Herbert Butterfield, an English historian and philosopher, warned us about the weaponization of memory. In his book The Whig Interpretation of History, Butterfield argued that history is always a morally contested discipline. He asserted that history doesn’t move in a linear direction but rather is always interpreted by different constituencies in a multiplicity of ways. Bearing in mind the way that nostalgia for a glorious past or anger over past injustice can be weaponized, Butterfield warned against absolutizing historical claims in moral terms. This, he argues, contributes to the growth of moral absolutism, thereby undermining the values of humility, prudence, and ultimately rational introspection in the way communities engage with important events in history. This failure, Butterfield contends, may cause a nation to weaponize the past for the aggrandizement of its so-called ‘national interests’ through the pursuit of policies that may undermine a sense of amity and camaraderie in politics, both domestically and internationally. 

Contemporary China provides a useful illustration of these conditions. Under Xi Jinping, the Chinese Communist Party has increasingly used the memory of the Century of Humiliation to position itself as the sole means through which China can be redeemed. This narrative manifests itself in a revisionist foreign policy aimed at projecting a strong image of China—of a country where capitulating to foreign pressure is read not only as the return of past weakness, but that weakness may eventually lead to subjugation. Under Xi, the language of national rejuvenation has manifested in the adoption of a more assertive posture in what Peking considers to be its core national interests, such as Taiwan, the South China Sea, the state of Arunachal Pradesh and parts of the union territory of Ladakh in India. 

This ideological agenda must be understood as a broader attempt by the Chinese Communist Party to bolster its legitimacy. The Chinese Communist Party’s political authority now finds its expression through narratives of historical redemption. This means that any criticism of the party, both internally and externally, no matter how constructive or well-intentioned it may be, is regarded as deleterious to the social fabric of China generally and dangerous to the regime in particular. This results in covert and overt crackdowns on individuals and institutions that may appear to be a challenge to the authority of the party. 
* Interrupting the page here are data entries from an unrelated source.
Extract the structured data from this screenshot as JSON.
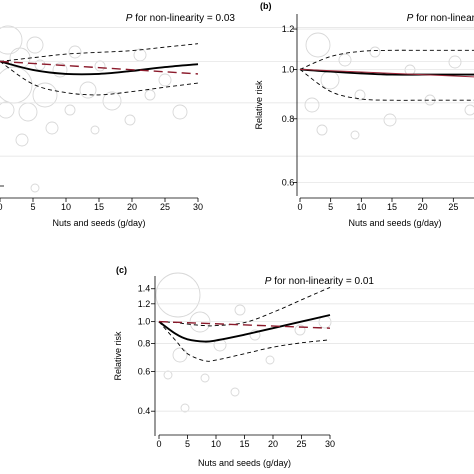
{
  "chart_data": [
    {
      "type": "line",
      "panel_label": "",
      "annotation": {
        "prefix": "P",
        "text": " for non-linearity = 0.03"
      },
      "xlabel": "Nuts and seeds (g/day)",
      "ylabel": "",
      "x_ticks": [
        0,
        5,
        10,
        15,
        20,
        25,
        30
      ],
      "y_scale": "log",
      "y_ticks": [],
      "xlim": [
        0,
        30
      ],
      "ylim": [
        0.5,
        1.25
      ],
      "grid": false,
      "series": [
        {
          "style": "solid-black",
          "x": [
            0,
            5,
            10,
            15,
            20,
            25,
            30
          ],
          "y": [
            1.0,
            0.955,
            0.935,
            0.935,
            0.95,
            0.97,
            0.985
          ]
        },
        {
          "style": "dashed-black-upper",
          "x": [
            0,
            5,
            10,
            15,
            20,
            25,
            30
          ],
          "y": [
            1.0,
            1.02,
            1.04,
            1.05,
            1.06,
            1.08,
            1.1
          ]
        },
        {
          "style": "dashed-black-lower",
          "x": [
            0,
            5,
            10,
            15,
            20,
            25,
            30
          ],
          "y": [
            1.0,
            0.885,
            0.845,
            0.835,
            0.85,
            0.87,
            0.89
          ]
        },
        {
          "style": "dashed-red-linear",
          "x": [
            0,
            30
          ],
          "y": [
            1.0,
            0.935
          ]
        }
      ]
    },
    {
      "type": "line",
      "panel_label": "(b)",
      "annotation": {
        "prefix": "P",
        "text": " for non-linear"
      },
      "xlabel": "Nuts and seeds (g/day)",
      "ylabel": "Relative risk",
      "x_ticks": [
        0,
        5,
        10,
        15,
        20,
        25
      ],
      "y_scale": "log",
      "y_ticks": [
        "0.6",
        "0.8",
        "1.0",
        "1.2"
      ],
      "xlim": [
        0,
        30
      ],
      "ylim": [
        0.58,
        1.25
      ],
      "grid": false,
      "series": [
        {
          "style": "solid-black",
          "x": [
            0,
            5,
            10,
            15,
            20,
            25,
            30
          ],
          "y": [
            1.0,
            0.99,
            0.982,
            0.977,
            0.977,
            0.977,
            0.977
          ]
        },
        {
          "style": "dashed-black-upper",
          "x": [
            0,
            5,
            10,
            15,
            20,
            25,
            30
          ],
          "y": [
            1.0,
            1.06,
            1.085,
            1.09,
            1.09,
            1.09,
            1.09
          ]
        },
        {
          "style": "dashed-black-lower",
          "x": [
            0,
            5,
            10,
            15,
            20,
            25,
            30
          ],
          "y": [
            1.0,
            0.905,
            0.875,
            0.87,
            0.87,
            0.87,
            0.87
          ]
        },
        {
          "style": "solid-red-linear",
          "x": [
            0,
            30
          ],
          "y": [
            1.0,
            0.965
          ]
        }
      ]
    },
    {
      "type": "line",
      "panel_label": "(c)",
      "annotation": {
        "prefix": "P",
        "text": " for non-linearity = 0.01"
      },
      "xlabel": "Nuts and seeds (g/day)",
      "ylabel": "Relative risk",
      "x_ticks": [
        0,
        5,
        10,
        15,
        20,
        25,
        30
      ],
      "y_scale": "log",
      "y_ticks": [
        "0.4",
        "0.6",
        "0.8",
        "1.0",
        "1.2",
        "1.4"
      ],
      "xlim": [
        0,
        30
      ],
      "ylim": [
        0.33,
        1.5
      ],
      "grid": false,
      "series": [
        {
          "style": "solid-black",
          "x": [
            0,
            3,
            5,
            8,
            10,
            15,
            20,
            25,
            30
          ],
          "y": [
            1.0,
            0.88,
            0.835,
            0.815,
            0.825,
            0.875,
            0.935,
            1.0,
            1.07
          ]
        },
        {
          "style": "dashed-black-upper",
          "x": [
            0,
            3,
            5,
            8,
            10,
            15,
            20,
            25,
            30
          ],
          "y": [
            1.0,
            0.99,
            0.975,
            0.96,
            0.96,
            0.99,
            1.1,
            1.25,
            1.42
          ]
        },
        {
          "style": "dashed-black-lower",
          "x": [
            0,
            3,
            5,
            8,
            10,
            15,
            20,
            25,
            30
          ],
          "y": [
            1.0,
            0.82,
            0.72,
            0.67,
            0.675,
            0.72,
            0.77,
            0.805,
            0.83
          ]
        },
        {
          "style": "dashed-red-linear",
          "x": [
            0,
            30
          ],
          "y": [
            1.0,
            0.935
          ]
        }
      ]
    }
  ]
}
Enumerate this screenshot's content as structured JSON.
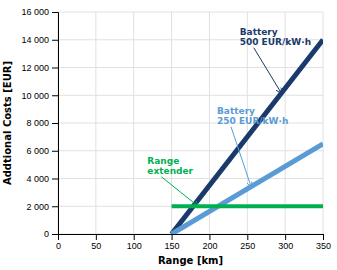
{
  "chart_data": {
    "type": "line",
    "title": "",
    "xlabel": "Range [km]",
    "ylabel": "Addtional Costs [EUR]",
    "x": [
      150,
      350
    ],
    "series": [
      {
        "color": "#1a3a6b",
        "values": [
          0,
          14000
        ]
      },
      {
        "color": "#5b9bd5",
        "values": [
          0,
          6500
        ]
      },
      {
        "color": "#00b050",
        "values": [
          2000,
          2000
        ]
      }
    ],
    "xlim": [
      0,
      350
    ],
    "ylim": [
      0,
      16000
    ],
    "xticks": [
      0,
      50,
      100,
      150,
      200,
      250,
      300,
      350
    ],
    "yticks": [
      0,
      {
        "value": 2000,
        "label": "2 000"
      },
      {
        "value": 4000,
        "label": "4 000"
      },
      {
        "value": 6000,
        "label": "6 000"
      },
      {
        "value": 8000,
        "label": "8 000"
      },
      {
        "value": 10000,
        "label": "10 000"
      },
      {
        "value": 12000,
        "label": "12 000"
      },
      {
        "value": 14000,
        "label": "14 000"
      },
      {
        "value": 16000,
        "label": "16 000"
      }
    ],
    "grid": true,
    "annotations": [
      {
        "text": "Battery\n500 EUR/kW·h",
        "x": 295,
        "y": 10150,
        "text_x": 240,
        "text_y": 13500,
        "color": "#1a3a6b"
      },
      {
        "text": "Battery\n250 EUR/kW·h",
        "x": 255,
        "y": 3412,
        "text_x": 210,
        "text_y": 7800,
        "color": "#5b9bd5"
      },
      {
        "text": "Range\nextender",
        "x": 185,
        "y": 2000,
        "text_x": 118,
        "text_y": 4200,
        "color": "#00b050"
      }
    ]
  }
}
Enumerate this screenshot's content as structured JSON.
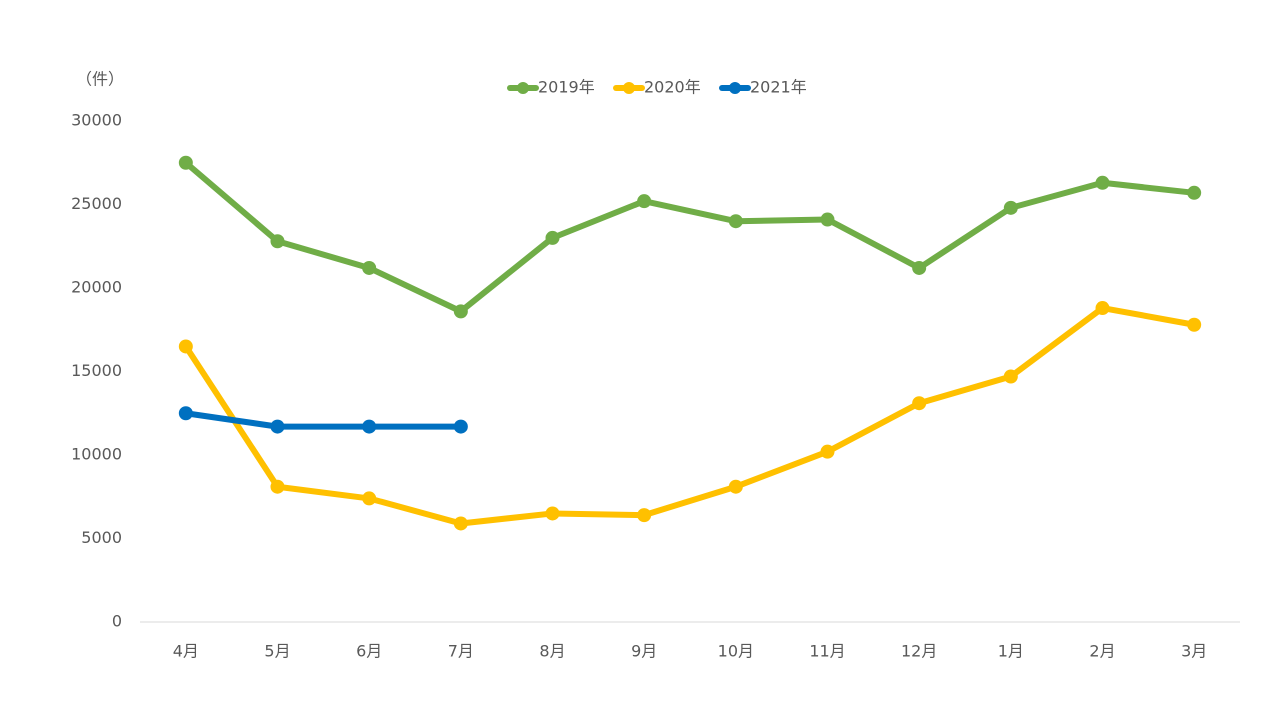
{
  "chart_data": {
    "type": "line",
    "y_label": "（件）",
    "categories": [
      "4月",
      "5月",
      "6月",
      "7月",
      "8月",
      "9月",
      "10月",
      "11月",
      "12月",
      "1月",
      "2月",
      "3月"
    ],
    "series": [
      {
        "name": "2019年",
        "color": "#70ad47",
        "values": [
          27500,
          22800,
          21200,
          18600,
          23000,
          25200,
          24000,
          24100,
          21200,
          24800,
          26300,
          25700
        ]
      },
      {
        "name": "2020年",
        "color": "#ffc000",
        "values": [
          16500,
          8100,
          7400,
          5900,
          6500,
          6400,
          8100,
          10200,
          13100,
          14700,
          18800,
          17800
        ]
      },
      {
        "name": "2021年",
        "color": "#0070c0",
        "values": [
          12500,
          11700,
          11700,
          11700,
          null,
          null,
          null,
          null,
          null,
          null,
          null,
          null
        ]
      }
    ],
    "ylim": [
      0,
      30000
    ],
    "yticks": [
      0,
      5000,
      10000,
      15000,
      20000,
      25000,
      30000
    ],
    "grid": false,
    "legend": "top"
  }
}
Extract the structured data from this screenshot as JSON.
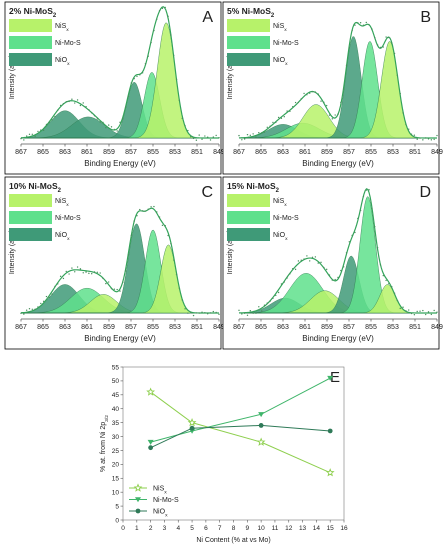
{
  "colors": {
    "nis": "#b7f26a",
    "nimos": "#5fe08c",
    "niox": "#3f9a78",
    "envelope": "#33a35a",
    "points": "#4a8f5e",
    "axis": "#555555",
    "text": "#222222"
  },
  "chart_data": [
    {
      "type": "area",
      "panel": "A",
      "title": "2% Ni-MoS",
      "title_sub": "2",
      "xlabel": "Binding Energy (eV)",
      "ylabel": "Intensity (a.u.)",
      "xlim": [
        867,
        849
      ],
      "xticks": [
        "867",
        "865",
        "863",
        "861",
        "859",
        "857",
        "855",
        "853",
        "851",
        "849"
      ],
      "legend": [
        "NiS",
        "Ni-Mo-S",
        "NiO"
      ],
      "legend_subs": [
        "x",
        "",
        "x"
      ],
      "peaks": [
        {
          "component": "NiOx",
          "center": 863.0,
          "height": 0.22,
          "width": 1.3
        },
        {
          "component": "NiOx",
          "center": 860.9,
          "height": 0.17,
          "width": 1.5
        },
        {
          "component": "NiOx",
          "center": 856.7,
          "height": 0.45,
          "width": 0.7
        },
        {
          "component": "NiMoS",
          "center": 855.1,
          "height": 0.53,
          "width": 0.7
        },
        {
          "component": "NiS",
          "center": 853.8,
          "height": 0.93,
          "width": 0.8
        }
      ]
    },
    {
      "type": "area",
      "panel": "B",
      "title": "5% Ni-MoS",
      "title_sub": "2",
      "xlabel": "Binding Energy (eV)",
      "ylabel": "Intensity (a.u.)",
      "xlim": [
        867,
        849
      ],
      "xticks": [
        "867",
        "865",
        "863",
        "861",
        "859",
        "857",
        "855",
        "853",
        "851",
        "849"
      ],
      "legend": [
        "NiS",
        "Ni-Mo-S",
        "NiO"
      ],
      "legend_subs": [
        "x",
        "",
        "x"
      ],
      "peaks": [
        {
          "component": "NiOx",
          "center": 863.0,
          "height": 0.11,
          "width": 1.3
        },
        {
          "component": "NiMoS",
          "center": 861.2,
          "height": 0.12,
          "width": 1.5
        },
        {
          "component": "NiS",
          "center": 860.0,
          "height": 0.27,
          "width": 1.2
        },
        {
          "component": "NiOx",
          "center": 856.6,
          "height": 0.82,
          "width": 0.7
        },
        {
          "component": "NiMoS",
          "center": 855.1,
          "height": 0.78,
          "width": 0.7
        },
        {
          "component": "NiS",
          "center": 853.3,
          "height": 0.78,
          "width": 0.75
        }
      ]
    },
    {
      "type": "area",
      "panel": "C",
      "title": "10% Ni-MoS",
      "title_sub": "2",
      "xlabel": "Binding Energy (eV)",
      "ylabel": "Intensity (a.u.)",
      "xlim": [
        867,
        849
      ],
      "xticks": [
        "867",
        "865",
        "863",
        "861",
        "859",
        "857",
        "855",
        "853",
        "851",
        "849"
      ],
      "legend": [
        "NiS",
        "Ni-Mo-S",
        "NiO"
      ],
      "legend_subs": [
        "x",
        "",
        "x"
      ],
      "peaks": [
        {
          "component": "NiOx",
          "center": 863.0,
          "height": 0.23,
          "width": 1.3
        },
        {
          "component": "NiMoS",
          "center": 861.0,
          "height": 0.2,
          "width": 1.5
        },
        {
          "component": "NiS",
          "center": 859.5,
          "height": 0.15,
          "width": 1.2
        },
        {
          "component": "NiOx",
          "center": 856.5,
          "height": 0.72,
          "width": 0.75
        },
        {
          "component": "NiMoS",
          "center": 855.0,
          "height": 0.67,
          "width": 0.7
        },
        {
          "component": "NiS",
          "center": 853.6,
          "height": 0.55,
          "width": 0.7
        }
      ]
    },
    {
      "type": "area",
      "panel": "D",
      "title": "15% Ni-MoS",
      "title_sub": "2",
      "xlabel": "Binding Energy (eV)",
      "ylabel": "Intensity (a.u.)",
      "xlim": [
        867,
        849
      ],
      "xticks": [
        "867",
        "865",
        "863",
        "861",
        "859",
        "857",
        "855",
        "853",
        "851",
        "849"
      ],
      "legend": [
        "NiS",
        "Ni-Mo-S",
        "NiO"
      ],
      "legend_subs": [
        "x",
        "",
        "x"
      ],
      "peaks": [
        {
          "component": "NiOx",
          "center": 862.8,
          "height": 0.12,
          "width": 1.3
        },
        {
          "component": "NiMoS",
          "center": 860.9,
          "height": 0.32,
          "width": 1.5
        },
        {
          "component": "NiS",
          "center": 859.2,
          "height": 0.18,
          "width": 1.3
        },
        {
          "component": "NiOx",
          "center": 856.8,
          "height": 0.46,
          "width": 0.7
        },
        {
          "component": "NiMoS",
          "center": 855.3,
          "height": 0.94,
          "width": 0.7
        },
        {
          "component": "NiS",
          "center": 853.5,
          "height": 0.23,
          "width": 0.7
        }
      ]
    },
    {
      "type": "line",
      "panel": "E",
      "xlabel": "Ni Content (% at vs Mo)",
      "ylabel": "% at. from Ni 2p",
      "ylabel_sub": "3/2",
      "xlim": [
        0,
        16
      ],
      "ylim": [
        0,
        55
      ],
      "xticks": [
        "0",
        "1",
        "2",
        "3",
        "4",
        "5",
        "6",
        "7",
        "8",
        "9",
        "10",
        "11",
        "12",
        "13",
        "14",
        "15",
        "16"
      ],
      "yticks": [
        "0",
        "5",
        "10",
        "15",
        "20",
        "25",
        "30",
        "35",
        "40",
        "45",
        "50",
        "55"
      ],
      "x": [
        2,
        5,
        10,
        15
      ],
      "series": [
        {
          "name": "NiS",
          "name_sub": "x",
          "values": [
            46,
            35,
            28,
            17
          ],
          "marker": "star"
        },
        {
          "name": "Ni-Mo-S",
          "name_sub": "",
          "values": [
            28,
            32,
            38,
            51
          ],
          "marker": "triangle-down"
        },
        {
          "name": "NiO",
          "name_sub": "x",
          "values": [
            26,
            33,
            34,
            32
          ],
          "marker": "circle"
        }
      ]
    }
  ]
}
China’s example demonstrates the perils of collective memory. As Elshtain argued, political communities need narratives and myths in addition to formalized rules and institutions, even as Butterfield warned us that historical narratives become dangerous when they shift from sources of collective introspection to tools of political justification engineered to undermine global peace and stability. The challenge for China, therefore, is whether it chooses to follow the path of prudence and humility or remain a prisoner of its own history.